DAL PROFONDO – Valentina Zucco Pedicini
La Carbosulcis è una miniera di carbone, l’ultima rimasta in Sardegna e in Italia. Là sotto, cinquecento metri nelle viscere della terra, lavora anche Patrizia, l’unica minatrice del nostro Paese. E’ lei il simbolo e la voce di Dal Profondo, documentario della regista brindisina Valentina Pedicini. L’opera, forte del trionfo all’ultima edizione del Festival di Roma, ci spinge nel sottosuolo, lontani dalla vita che conosciamo, per scoprirne un’altra. La vita precaria e per molti aspetti sconosciuta dei minatori italiani.
Patrizia e gli altri protagonisti svelano pensieri e paure di ciò che chiamano “il senso della miniera”, la costellazione emotiva di una professione unica ma pericolosa.

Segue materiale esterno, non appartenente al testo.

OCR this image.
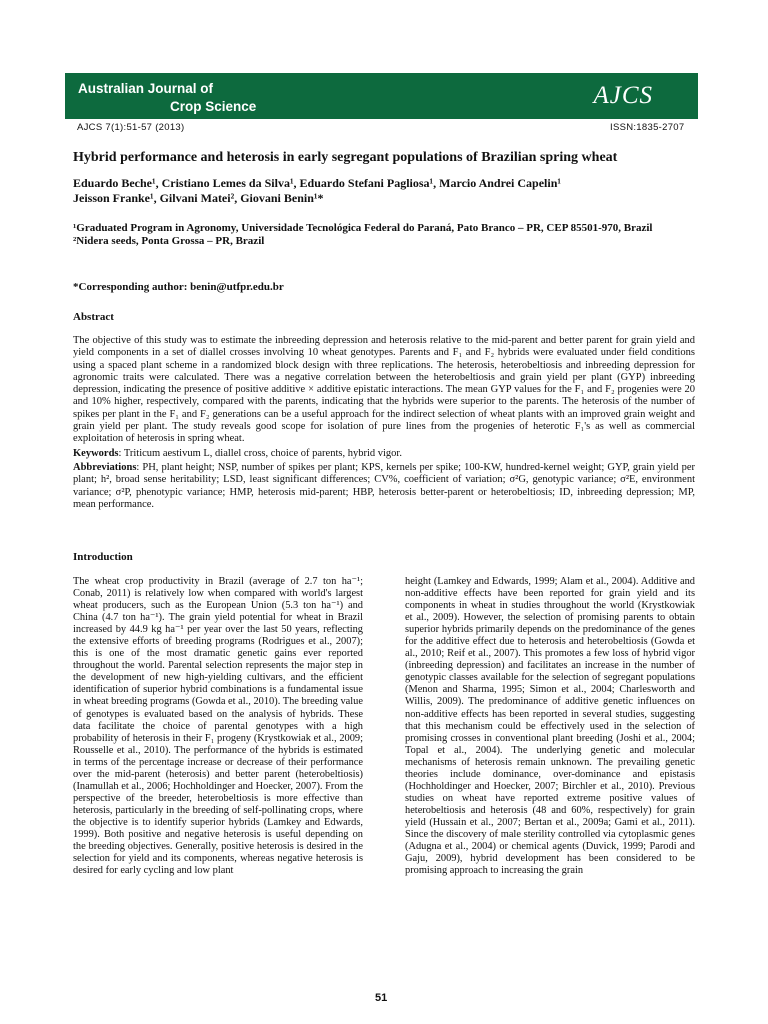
Australian Journal of
Crop Science	AJCS
AJCS 7(1):51-57 (2013)	ISSN:1835-2707
Hybrid performance and heterosis in early segregant populations of Brazilian spring wheat
Eduardo Beche¹, Cristiano Lemes da Silva¹, Eduardo Stefani Pagliosa¹, Marcio Andrei Capelin¹
Jeisson Franke¹, Gilvani Matei², Giovani Benin¹*
¹Graduated Program in Agronomy, Universidade Tecnológica Federal do Paraná, Pato Branco – PR, CEP 85501-970, Brazil
²Nidera seeds, Ponta Grossa – PR, Brazil
*Corresponding author: benin@utfpr.edu.br
Abstract

The objective of this study was to estimate the inbreeding depression and heterosis relative to the mid-parent and better parent for grain yield and yield components in a set of diallel crosses involving 10 wheat genotypes. Parents and F₁ and F₂ hybrids were evaluated under field conditions using a spaced plant scheme in a randomized block design with three replications. The heterosis, heterobeltiosis and inbreeding depression for agronomic traits were calculated. There was a negative correlation between the heterobeltiosis and grain yield per plant (GYP) inbreeding depression, indicating the presence of positive additive × additive epistatic interactions. The mean GYP values for the F₁ and F₂ progenies were 20 and 10% higher, respectively, compared with the parents, indicating that the hybrids were superior to the parents. The heterosis of the number of spikes per plant in the F₁ and F₂ generations can be a useful approach for the indirect selection of wheat plants with an improved grain weight and grain yield per plant. The study reveals good scope for isolation of pure lines from the progenies of heterotic F₁'s as well as commercial exploitation of heterosis in spring wheat.

Keywords: Triticum aestivum L, diallel cross, choice of parents, hybrid vigor.

Abbreviations: PH, plant height; NSP, number of spikes per plant; KPS, kernels per spike; 100-KW, hundred-kernel weight; GYP, grain yield per plant; h², broad sense heritability; LSD, least significant differences; CV%, coefficient of variation; σ²G, genotypic variance; σ²E, environment variance; σ²P, phenotypic variance; HMP, heterosis mid-parent; HBP, heterosis better-parent or heterobeltiosis; ID, inbreeding depression; MP, mean performance.

Introduction

The wheat crop productivity in Brazil (average of 2.7 ton ha⁻¹; Conab, 2011) is relatively low when compared with world's largest wheat producers, such as the European Union (5.3 ton ha⁻¹) and China (4.7 ton ha⁻¹). The grain yield potential for wheat in Brazil increased by 44.9 kg ha⁻¹ per year over the last 50 years, reflecting the extensive efforts of breeding programs (Rodrigues et al., 2007); this is one of the most dramatic genetic gains ever reported throughout the world. Parental selection represents the major step in the development of new high-yielding cultivars, and the efficient identification of superior hybrid combinations is a fundamental issue in wheat breeding programs (Gowda et al., 2010). The breeding value of genotypes is evaluated based on the analysis of hybrids. These data facilitate the choice of parental genotypes with a high probability of heterosis in their F₁ progeny (Krystkowiak et al., 2009; Rousselle et al., 2010). The performance of the hybrids is estimated in terms of the percentage increase or decrease of their performance over the mid-parent (heterosis) and better parent (heterobeltiosis) (Inamullah et al., 2006; Hochholdinger and Hoecker, 2007). From the perspective of the breeder, heterobeltiosis is more effective than heterosis, particularly in the breeding of self-pollinating crops, where the objective is to identify superior hybrids (Lamkey and Edwards, 1999). Both positive and negative heterosis is useful depending on the breeding objectives. Generally, positive heterosis is desired in the selection for yield and its components, whereas negative heterosis is desired for early cycling and low plant

height (Lamkey and Edwards, 1999; Alam et al., 2004). Additive and non-additive effects have been reported for grain yield and its components in wheat in studies throughout the world (Krystkowiak et al., 2009). However, the selection of promising parents to obtain superior hybrids primarily depends on the predominance of the genes for the additive effect due to heterosis and heterobeltiosis (Gowda et al., 2010; Reif et al., 2007). This promotes a few loss of hybrid vigor (inbreeding depression) and facilitates an increase in the number of genotypic classes available for the selection of segregant populations (Menon and Sharma, 1995; Simon et al., 2004; Charlesworth and Willis, 2009). The predominance of additive genetic influences on non-additive effects has been reported in several studies, suggesting that this mechanism could be effectively used in the selection of promising crosses in conventional plant breeding (Joshi et al., 2004; Topal et al., 2004). The underlying genetic and molecular mechanisms of heterosis remain unknown. The prevailing genetic theories include dominance, over-dominance and epistasis (Hochholdinger and Hoecker, 2007; Birchler et al., 2010). Previous studies on wheat have reported extreme positive values of heterobeltiosis and heterosis (48 and 60%, respectively) for grain yield (Hussain et al., 2007; Bertan et al., 2009a; Gami et al., 2011). Since the discovery of male sterility controlled via cytoplasmic genes (Adugna et al., 2004) or chemical agents (Duvick, 1999; Parodi and Gaju, 2009), hybrid development has been considered to be promising approach to increasing the grain

51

E, considerando l’attualità, in via di estinzione. La Carbosulcis ha infatti rischiato, nel novembre del 2012, di terminare la sua attività e solo la strenua occupazione dei suoi 150 minatori ne ha temporaneamente impedito la chiusura. I lavoratori della miniera sembrano dei reduci, cercano di tenersi stretti un lavoro di cui conoscono le insidie e i sacrifici che esso richiede. Il loro è un poetico e demodé incrocio fra orgoglio e voglia di fuggire da quel luogo, che assume le sembianze di un antico, oscuro e silenzioso Dio.

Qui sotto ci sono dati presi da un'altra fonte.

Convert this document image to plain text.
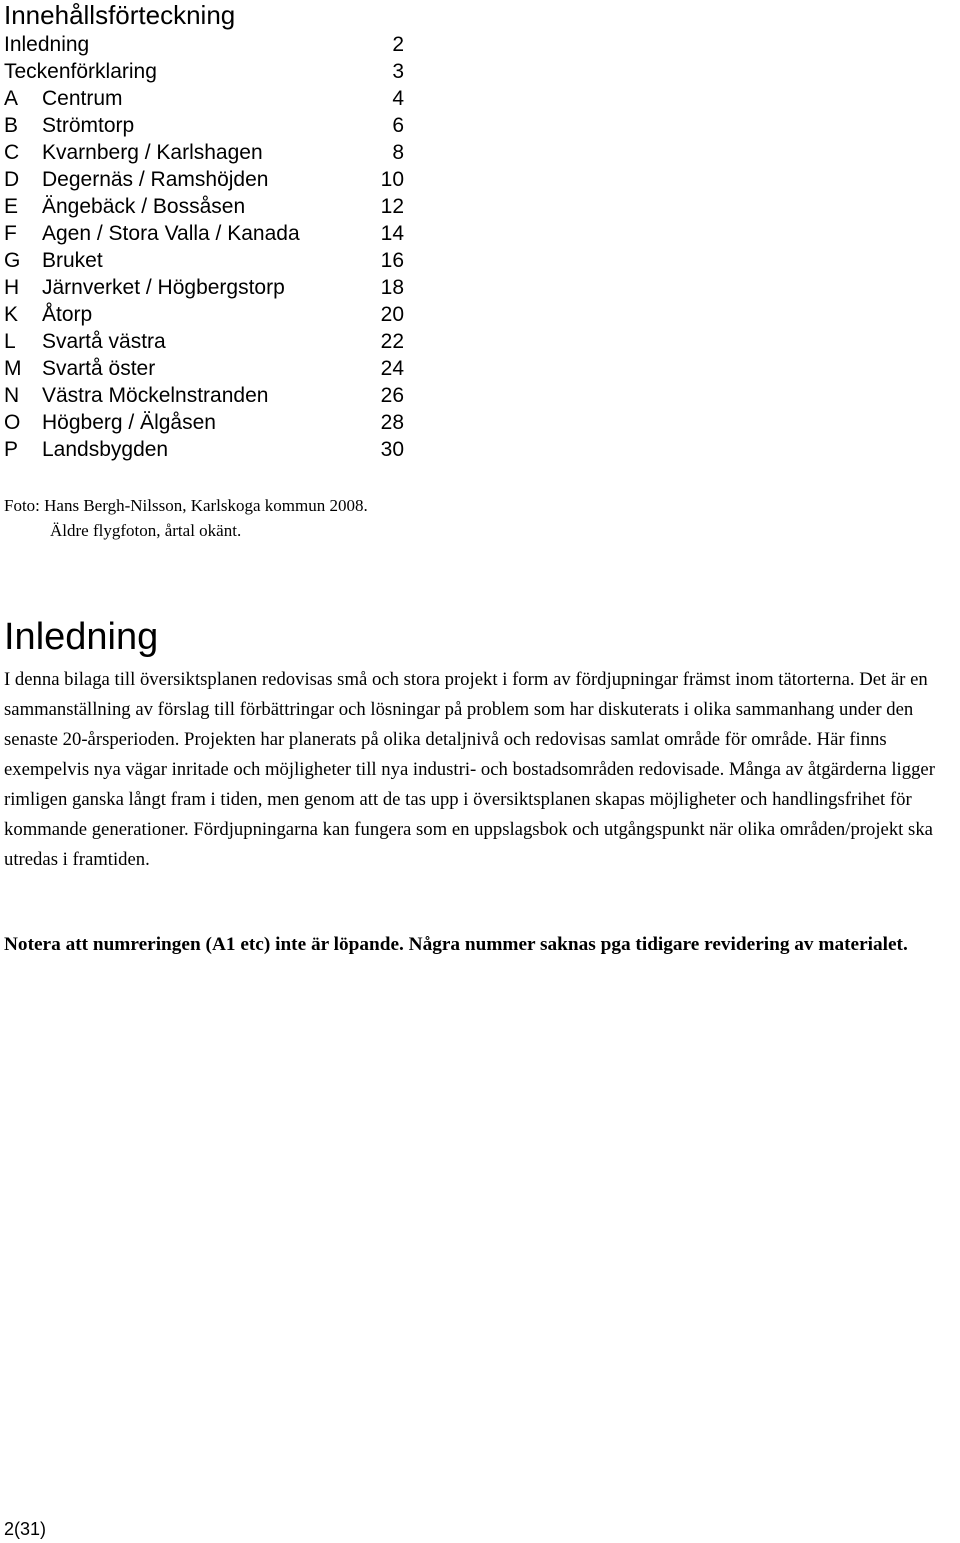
Innehållsförteckning
Inledning	2
Teckenförklaring	3
A Centrum	4
B Strömtorp	6
C Kvarnberg / Karlshagen	8
D Degernäs / Ramshöjden	10
E Ängebäck / Bossåsen	12
F Agen / Stora Valla / Kanada	14
G Bruket	16
H Järnverket / Högbergstorp	18
K Åtorp	20
L Svartå västra	22
M Svartå öster	24
N Västra Möckelnstranden	26
O Högberg / Älgåsen	28
P Landsbygden	30
Foto: Hans Bergh-Nilsson, Karlskoga kommun 2008.
Äldre flygfoton, årtal okänt.
Inledning

I denna bilaga till översiktsplanen redovisas små och stora projekt i form av fördjupningar främst inom tätorterna. Det är en sammanställning av förslag till förbättringar och lösningar på problem som har diskuterats i olika sammanhang under den senaste 20-årsperioden. Projekten har planerats på olika detaljnivå och redovisas samlat område för område. Här finns exempelvis nya vägar inritade och möjligheter till nya industri- och bostadsområden redovisade. Många av åtgärderna ligger rimligen ganska långt fram i tiden, men genom att de tas upp i översiktsplanen skapas möjligheter och handlingsfrihet för kommande generationer. Fördjupningarna kan fungera som en uppslagsbok och utgångspunkt när olika områden/projekt ska utredas i framtiden.

Notera att numreringen (A1 etc) inte är löpande. Några nummer saknas pga tidigare revidering av materialet.

2(31)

Patrizia, figlia d’arte, parla al padre come se fosse ancora lì con lei. La donna è il simbolo del film e della categoria, sarà per il suo genere, convenzionalmente difficile da associare alla fatica, allo stremo delle forze e al logorio del fisico, sarà perché i suoi occhi, scintillanti di blu e contornati dai segni del tempo e del lavoro, dicono molto più delle parole. La Pedicini immerge se stessa e l’occhio della telecamera nelle profondità per ventisei giorni, evitando il più possibile incursioni invasive, osservando religiosamente il lavoro e le pratiche dei minatori, per svelarne l’ambiguo rapporto con il loro ambiente di lavoro. Che, grazie al suo sguardo puntuale ed intimo, riusciamo a vivere vividamente anche noi.
Il nipote di Patrizia, anch’egli lavoratore della Carbosulcis, sintetizza come meglio non potrebbe la bipolarità del loro stato: “Ho 25 anni, posso ancora cambiare, e la sera sappiamo bene cosa ci esce dal naso … tanto poi la chiuderanno, non ne vale più la pena”. Senza nessun intento propagandistico, politico o di proselitismo, Dal Profondo trascina verso quello che dovrebbe essere il vero e sincero punto di arrivo del documentario cinematografico: un angolo di realtà di cui nessuno ci aveva ancora parlato. Che piaccia o meno, che alla fine della visione prevalga la paura del buio o l’amore per la professione, ora sappiamo cosa succede laggiù.